I'm On The Phone
So, from today the penalty for using a mobile phone at the wheel is doubled to £60, with three bonus points. No doubt some drivers will be sufficiently apprehensive to resist the temptation, but I wonder if it will really have much effect. It relies on the driver being seen using the phone by a police officer, and then the officer bothering to stop the vehicle. But these days I almost never see a police patrol car. I do see plenty of drivers on the phone; it's not just the white van driver, but everyone from the artic driver negotiating a mini roundabout to the bimbette in the beat-up Peugeot 306 discussing last night's entertainment.
There's an interesting piece by Tom Clarke on the Channel 4 News blog, on the level of distraction caused by a phone call, measured in Tom's test on a simulator at the Transport Research Laboratory.

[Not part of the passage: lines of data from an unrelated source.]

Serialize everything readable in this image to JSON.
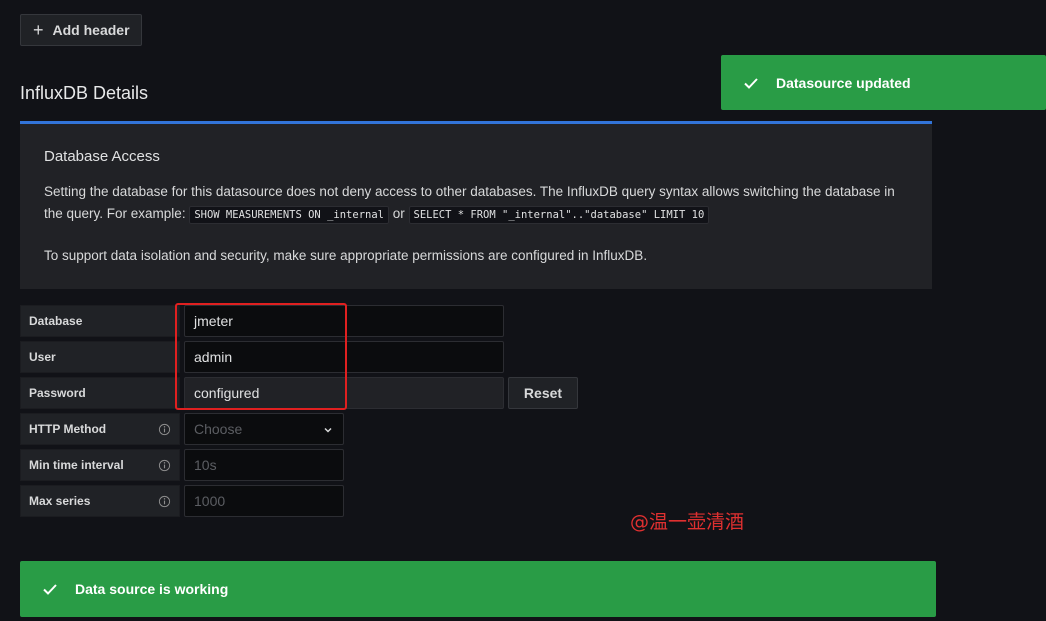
{
  "toolbar": {
    "add_header_label": "Add header"
  },
  "toast": {
    "message": "Datasource updated",
    "color": "#299c46"
  },
  "section": {
    "title": "InfluxDB Details"
  },
  "info": {
    "heading": "Database Access",
    "text_part1": "Setting the database for this datasource does not deny access to other databases. The InfluxDB query syntax allows switching the database in the query. For example: ",
    "code1": "SHOW MEASUREMENTS ON _internal",
    "text_or": " or ",
    "code2": "SELECT * FROM \"_internal\"..\"database\" LIMIT 10",
    "text_part2": "To support data isolation and security, make sure appropriate permissions are configured in InfluxDB.",
    "accent_color": "#3274d9"
  },
  "form": {
    "database": {
      "label": "Database",
      "value": "jmeter"
    },
    "user": {
      "label": "User",
      "value": "admin"
    },
    "password": {
      "label": "Password",
      "value": "configured",
      "reset_label": "Reset"
    },
    "http_method": {
      "label": "HTTP Method",
      "placeholder": "Choose"
    },
    "min_time_interval": {
      "label": "Min time interval",
      "placeholder": "10s"
    },
    "max_series": {
      "label": "Max series",
      "placeholder": "1000"
    }
  },
  "watermark": "@温一壶清酒",
  "status": {
    "message": "Data source is working",
    "color": "#299c46"
  },
  "icons": [
    "plus-icon",
    "check-icon",
    "info-icon",
    "chevron-down-icon"
  ]
}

Some time ago I found myself being followed in the outside lane of the M25 by a well-heeled middle-aged lady in a Mercedes, who was on the phone for 10 or more minutes. She'd come to my attention as she was driving rather too close to my back bumper for comfort, and I spent a fair portion of my time looking in the rear view mirror. After a while I realized that she'd also lit a cigarette, which she was manipulating between mouth, window and steering wheel with her right hand while keeping the phone to her ear with the left. All the time she talked, laughed and bobbed her well-coiffured hair, and I was glad when I had the chance to pull in and let her pass.
So the Chancellor is going to crack down hard on the 'gas-guzzling' vehicles, and on 4x4s in particular, that push out the most CO2 and occupy most space on our roads (and pavements). A new top Vehicle Excise Duty rate of £210 – up just £40 from the previous top rate – is sure to discourage people from unnecessarily buying such things. Isn't it? Friends of the Earth had called for a top rate of at least £600, which would seem to be much closer to the mark, discouraging posers without being too expensive, in the overall scheme of things, for people like farmers and boatbuilders who need big vehicles for their businesses. And the tax only applies to new vehicles, not existing ones, which is silly.